BLKNWS : écrans des conditions générales les 9 et 16 novembre.

Graines
J'ai regardé deux fois le documentaire émouvant de Brittany Shyne, « Seeds », et à chaque fois, j'ai été étonné par sa profondeur, sa détermination et son humanisme. À travers son objectif, nous suivons un groupe d’agriculteurs noirs du Sud qui travaillent par des moyens légaux et collectifs pour conserver leur mode de vie. Voyez-vous, très lentement, depuis des décennies en fait, ils ont perdu leurs fermes au profit des banques et des moyens extralégaux mis en place par le racisme systémique. La riche cinématographie en noir et blanc ajoute du sérieux à une bataille déjà importante. Dans le même temps, l'œil observateur de Shyne capture consciencieusement les rituels et rythmes quotidiens uniques qui marquent la vie tangible de ses sujets. La vision profondément enracinée de Shyne est celle qui vous saisit éternellement.
Projections de graines les 8 et 10 novembre.

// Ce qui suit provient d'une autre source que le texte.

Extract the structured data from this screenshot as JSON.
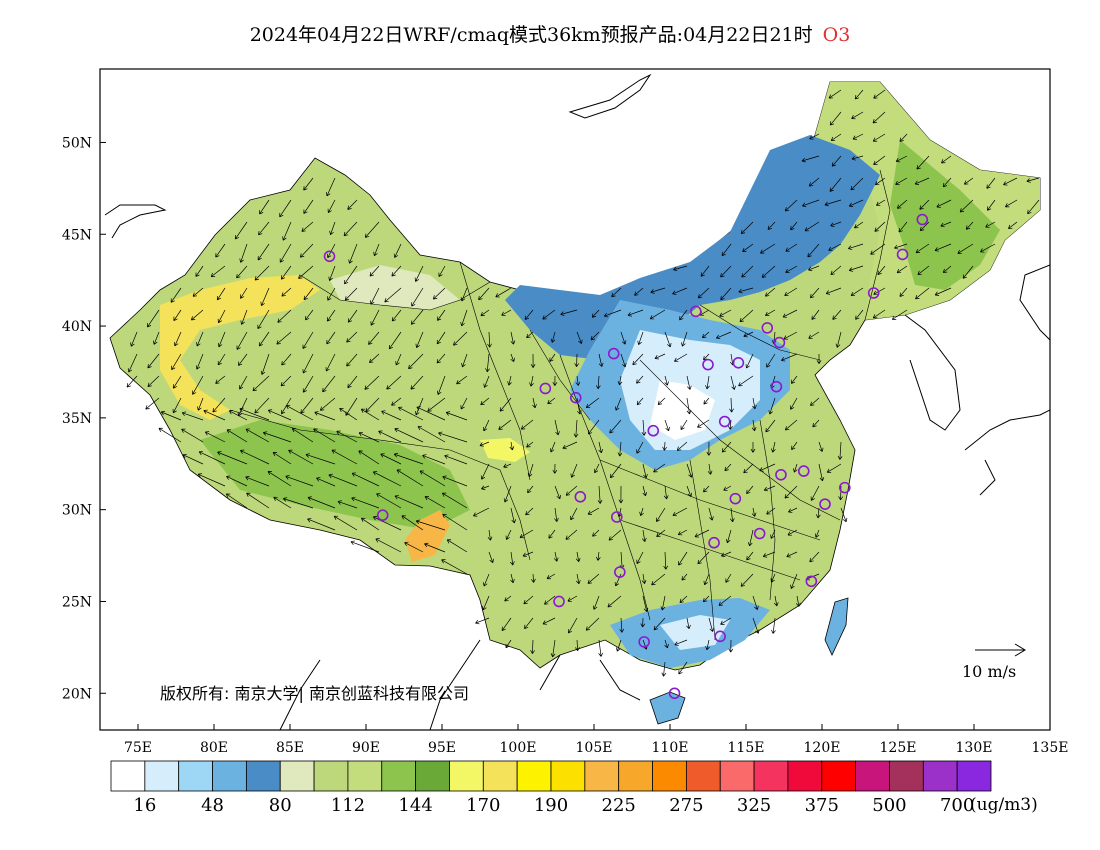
{
  "title": {
    "text": "2024年04月22日WRF/cmaq模式36km预报产品:04月22日21时",
    "species": "O3"
  },
  "axes": {
    "lat_ticks": [
      "50N",
      "45N",
      "40N",
      "35N",
      "30N",
      "25N",
      "20N"
    ],
    "lon_ticks": [
      "75E",
      "80E",
      "85E",
      "90E",
      "95E",
      "100E",
      "105E",
      "110E",
      "115E",
      "120E",
      "125E",
      "130E",
      "135E"
    ]
  },
  "copyright": "版权所有: 南京大学| 南京创蓝科技有限公司",
  "wind_scale_label": "10 m/s",
  "colorbar": {
    "colors": [
      "#ffffff",
      "#d6eefb",
      "#9ed6f5",
      "#6cb2e0",
      "#4a8cc6",
      "#dfe9bd",
      "#bdd87a",
      "#c3dc7c",
      "#8dc44e",
      "#6aa838",
      "#f3f766",
      "#f3e25a",
      "#fdf200",
      "#fbe000",
      "#f8b646",
      "#f7a72a",
      "#fc8a00",
      "#ef5b2a",
      "#fa6a6a",
      "#f4345e",
      "#f00a3c",
      "#fe0000",
      "#c8157c",
      "#a4305c",
      "#9b31c8",
      "#8a28e0"
    ],
    "labels": [
      "16",
      "48",
      "80",
      "112",
      "144",
      "170",
      "190",
      "225",
      "275",
      "325",
      "375",
      "500",
      "700"
    ],
    "units": "(ug/m3)"
  },
  "stations": [
    {
      "lon": 87.6,
      "lat": 43.8
    },
    {
      "lon": 91.1,
      "lat": 29.7
    },
    {
      "lon": 101.8,
      "lat": 36.6
    },
    {
      "lon": 103.8,
      "lat": 36.1
    },
    {
      "lon": 106.3,
      "lat": 38.5
    },
    {
      "lon": 104.1,
      "lat": 30.7
    },
    {
      "lon": 106.5,
      "lat": 29.6
    },
    {
      "lon": 106.7,
      "lat": 26.6
    },
    {
      "lon": 102.7,
      "lat": 25.0
    },
    {
      "lon": 108.9,
      "lat": 34.3
    },
    {
      "lon": 111.7,
      "lat": 40.8
    },
    {
      "lon": 112.5,
      "lat": 37.9
    },
    {
      "lon": 113.6,
      "lat": 34.8
    },
    {
      "lon": 114.5,
      "lat": 38.0
    },
    {
      "lon": 116.4,
      "lat": 39.9
    },
    {
      "lon": 117.2,
      "lat": 39.1
    },
    {
      "lon": 117.0,
      "lat": 36.7
    },
    {
      "lon": 114.3,
      "lat": 30.6
    },
    {
      "lon": 112.9,
      "lat": 28.2
    },
    {
      "lon": 115.9,
      "lat": 28.7
    },
    {
      "lon": 117.3,
      "lat": 31.9
    },
    {
      "lon": 118.8,
      "lat": 32.1
    },
    {
      "lon": 120.2,
      "lat": 30.3
    },
    {
      "lon": 121.5,
      "lat": 31.2
    },
    {
      "lon": 119.3,
      "lat": 26.1
    },
    {
      "lon": 113.3,
      "lat": 23.1
    },
    {
      "lon": 108.3,
      "lat": 22.8
    },
    {
      "lon": 110.3,
      "lat": 20.0
    },
    {
      "lon": 123.4,
      "lat": 41.8
    },
    {
      "lon": 125.3,
      "lat": 43.9
    },
    {
      "lon": 126.6,
      "lat": 45.8
    }
  ]
}
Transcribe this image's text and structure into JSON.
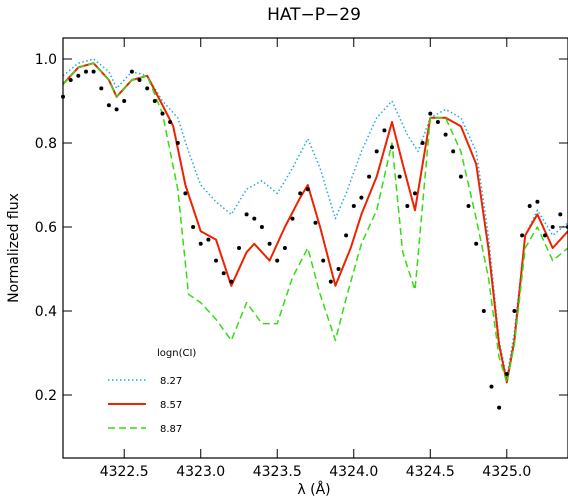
{
  "chart_data": {
    "type": "line",
    "title": "HAT−P−29",
    "xlabel": "λ (Å)",
    "ylabel": "Normalized flux",
    "xlim": [
      4322.1,
      4325.4
    ],
    "ylim": [
      0.05,
      1.05
    ],
    "x_ticks": [
      4322.5,
      4323.0,
      4323.5,
      4324.0,
      4324.5,
      4325.0
    ],
    "x_tick_labels": [
      "4322.5",
      "4323.0",
      "4323.5",
      "4324.0",
      "4324.5",
      "4325.0"
    ],
    "y_ticks": [
      0.2,
      0.4,
      0.6,
      0.8,
      1.0
    ],
    "y_tick_labels": [
      "0.2",
      "0.4",
      "0.6",
      "0.8",
      "1.0"
    ],
    "grid": false,
    "legend": {
      "title": "logn(CI)",
      "placement": "bottom-left",
      "entries": [
        {
          "label": "8.27",
          "color": "#22aadd",
          "style": "dotted"
        },
        {
          "label": "8.57",
          "color": "#ee2200",
          "style": "solid"
        },
        {
          "label": "8.87",
          "color": "#33dd11",
          "style": "dashed"
        }
      ]
    },
    "series": [
      {
        "name": "8.27",
        "color": "#22aadd",
        "style": "dotted",
        "x": [
          4322.1,
          4322.2,
          4322.3,
          4322.4,
          4322.45,
          4322.55,
          4322.65,
          4322.75,
          4322.85,
          4322.92,
          4323.0,
          4323.1,
          4323.2,
          4323.3,
          4323.4,
          4323.5,
          4323.6,
          4323.7,
          4323.78,
          4323.88,
          4323.95,
          4324.05,
          4324.15,
          4324.25,
          4324.35,
          4324.42,
          4324.5,
          4324.6,
          4324.7,
          4324.8,
          4324.88,
          4324.95,
          4325.0,
          4325.05,
          4325.12,
          4325.2,
          4325.3,
          4325.4
        ],
        "y": [
          0.96,
          0.99,
          1.0,
          0.97,
          0.93,
          0.97,
          0.96,
          0.9,
          0.86,
          0.78,
          0.7,
          0.66,
          0.63,
          0.69,
          0.71,
          0.68,
          0.74,
          0.81,
          0.74,
          0.62,
          0.68,
          0.78,
          0.86,
          0.9,
          0.82,
          0.78,
          0.86,
          0.88,
          0.86,
          0.78,
          0.58,
          0.33,
          0.24,
          0.35,
          0.58,
          0.64,
          0.58,
          0.61
        ]
      },
      {
        "name": "8.57",
        "color": "#ee2200",
        "style": "solid",
        "x": [
          4322.1,
          4322.2,
          4322.3,
          4322.4,
          4322.45,
          4322.55,
          4322.65,
          4322.75,
          4322.82,
          4322.9,
          4323.0,
          4323.1,
          4323.2,
          4323.3,
          4323.35,
          4323.45,
          4323.55,
          4323.65,
          4323.7,
          4323.78,
          4323.88,
          4323.98,
          4324.05,
          4324.15,
          4324.25,
          4324.32,
          4324.4,
          4324.5,
          4324.6,
          4324.7,
          4324.8,
          4324.88,
          4324.95,
          4325.0,
          4325.05,
          4325.12,
          4325.2,
          4325.3,
          4325.4
        ],
        "y": [
          0.94,
          0.98,
          0.99,
          0.95,
          0.91,
          0.95,
          0.96,
          0.89,
          0.84,
          0.7,
          0.59,
          0.57,
          0.46,
          0.54,
          0.56,
          0.52,
          0.6,
          0.67,
          0.7,
          0.6,
          0.46,
          0.55,
          0.63,
          0.72,
          0.85,
          0.75,
          0.64,
          0.86,
          0.86,
          0.84,
          0.75,
          0.55,
          0.32,
          0.23,
          0.33,
          0.58,
          0.63,
          0.55,
          0.59
        ]
      },
      {
        "name": "8.87",
        "color": "#33dd11",
        "style": "dashed",
        "x": [
          4322.1,
          4322.2,
          4322.3,
          4322.4,
          4322.45,
          4322.55,
          4322.65,
          4322.75,
          4322.85,
          4322.92,
          4323.0,
          4323.1,
          4323.2,
          4323.3,
          4323.4,
          4323.5,
          4323.6,
          4323.7,
          4323.78,
          4323.88,
          4323.95,
          4324.05,
          4324.15,
          4324.25,
          4324.32,
          4324.4,
          4324.5,
          4324.6,
          4324.7,
          4324.8,
          4324.88,
          4324.95,
          4325.0,
          4325.05,
          4325.12,
          4325.2,
          4325.3,
          4325.4
        ],
        "y": [
          0.94,
          0.98,
          0.99,
          0.95,
          0.91,
          0.95,
          0.96,
          0.87,
          0.69,
          0.44,
          0.42,
          0.38,
          0.33,
          0.42,
          0.37,
          0.37,
          0.48,
          0.55,
          0.44,
          0.33,
          0.43,
          0.56,
          0.64,
          0.8,
          0.54,
          0.45,
          0.86,
          0.86,
          0.78,
          0.62,
          0.48,
          0.29,
          0.23,
          0.32,
          0.55,
          0.6,
          0.52,
          0.55
        ]
      }
    ],
    "observed": {
      "name": "observed",
      "color": "#000000",
      "style": "points",
      "x": [
        4322.1,
        4322.15,
        4322.2,
        4322.25,
        4322.3,
        4322.35,
        4322.4,
        4322.45,
        4322.5,
        4322.55,
        4322.6,
        4322.65,
        4322.7,
        4322.75,
        4322.8,
        4322.85,
        4322.9,
        4322.95,
        4323.0,
        4323.05,
        4323.1,
        4323.15,
        4323.2,
        4323.25,
        4323.3,
        4323.35,
        4323.4,
        4323.45,
        4323.5,
        4323.55,
        4323.6,
        4323.65,
        4323.7,
        4323.75,
        4323.8,
        4323.85,
        4323.9,
        4323.95,
        4324.0,
        4324.05,
        4324.1,
        4324.15,
        4324.2,
        4324.25,
        4324.3,
        4324.35,
        4324.4,
        4324.45,
        4324.5,
        4324.55,
        4324.6,
        4324.65,
        4324.7,
        4324.75,
        4324.8,
        4324.85,
        4324.9,
        4324.95,
        4325.0,
        4325.05,
        4325.1,
        4325.15,
        4325.2,
        4325.25,
        4325.3,
        4325.35,
        4325.4
      ],
      "y": [
        0.91,
        0.95,
        0.96,
        0.97,
        0.97,
        0.93,
        0.89,
        0.88,
        0.9,
        0.97,
        0.95,
        0.93,
        0.9,
        0.87,
        0.85,
        0.8,
        0.68,
        0.6,
        0.56,
        0.57,
        0.52,
        0.49,
        0.47,
        0.55,
        0.63,
        0.62,
        0.6,
        0.56,
        0.52,
        0.55,
        0.62,
        0.68,
        0.69,
        0.61,
        0.52,
        0.47,
        0.5,
        0.58,
        0.65,
        0.67,
        0.72,
        0.78,
        0.83,
        0.79,
        0.72,
        0.65,
        0.68,
        0.8,
        0.87,
        0.85,
        0.82,
        0.78,
        0.72,
        0.65,
        0.56,
        0.4,
        0.22,
        0.17,
        0.25,
        0.4,
        0.58,
        0.65,
        0.66,
        0.58,
        0.6,
        0.63,
        0.6
      ]
    }
  }
}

Move Ya Body : La naissance de House
Une histoire spécifique à Chicago, « Move Ya Body : The Birth of House » d'Elegance Bratton est un documentaire amusant et méchant qui retrace les origines du genre musical libérateur jusqu'à ses racines urbaines venteuses. Il rappelle la place de Chicago dans l'histoire de la musique à travers les yeux de Vince Lawrence, une légende du genre, de la nuit destructrice de Disco Demolition à Comiskey Park aux jours heureux du Warehouse. De plus, le film montre comment la house music a comblé le vide laissé par le disco pour de nombreuses personnes noires et queer. Et même si le début du film est léger, surtout lorsque les têtes parlantes partagent leurs plus beaux souvenirs, il devient vite épineux lorsqu'il aborde le sujet du fondateur de Trax Records, Larry Sherman, et de la « reine de la house music » Rachael Cain. C'est alors que les griffes sortent et que le vrai thé se répand sur les diverses origines de ce genre qui fait vibrer le sol.
Move Ya Body: The Birth of House sera projeté les 9 et 14 novembre.

Volonté
Il y a quelques années, je reconnaissais que je connaissais très peu de choses sur « Willa » de Jessie Maples. Le film, sorti en 1981, est souvent considéré comme l’un des premiers longs métrages indépendants réalisés par une femme noire américaine. Tourné sur place à Harlem avec un budget de 12 000 $, le film met en vedette Obaka Adedunyo dans le rôle de l'entraîneur titulaire de basket-ball féminin et Loretta Devine, dans son premier rôle au cinéma, dans le rôle de sa femme. Robert Dean joue également le rôle de Brother, un enfant de 12 ans encadré par Will. « Twice as Nice » (1989) est le seul autre long métrage réalisé par Maple au cours de sa vie, et avant cette récente restauration 4K de Janus Films, « Will » était pour la plupart indisponible. Je vous suggère donc fortement de profiter de quelque chose qui était rare jusqu'à présent.
Sera projeté les 8 et 12 novembre.
Les billets pour le Black Harvest Film Festival peuvent être achetés ici.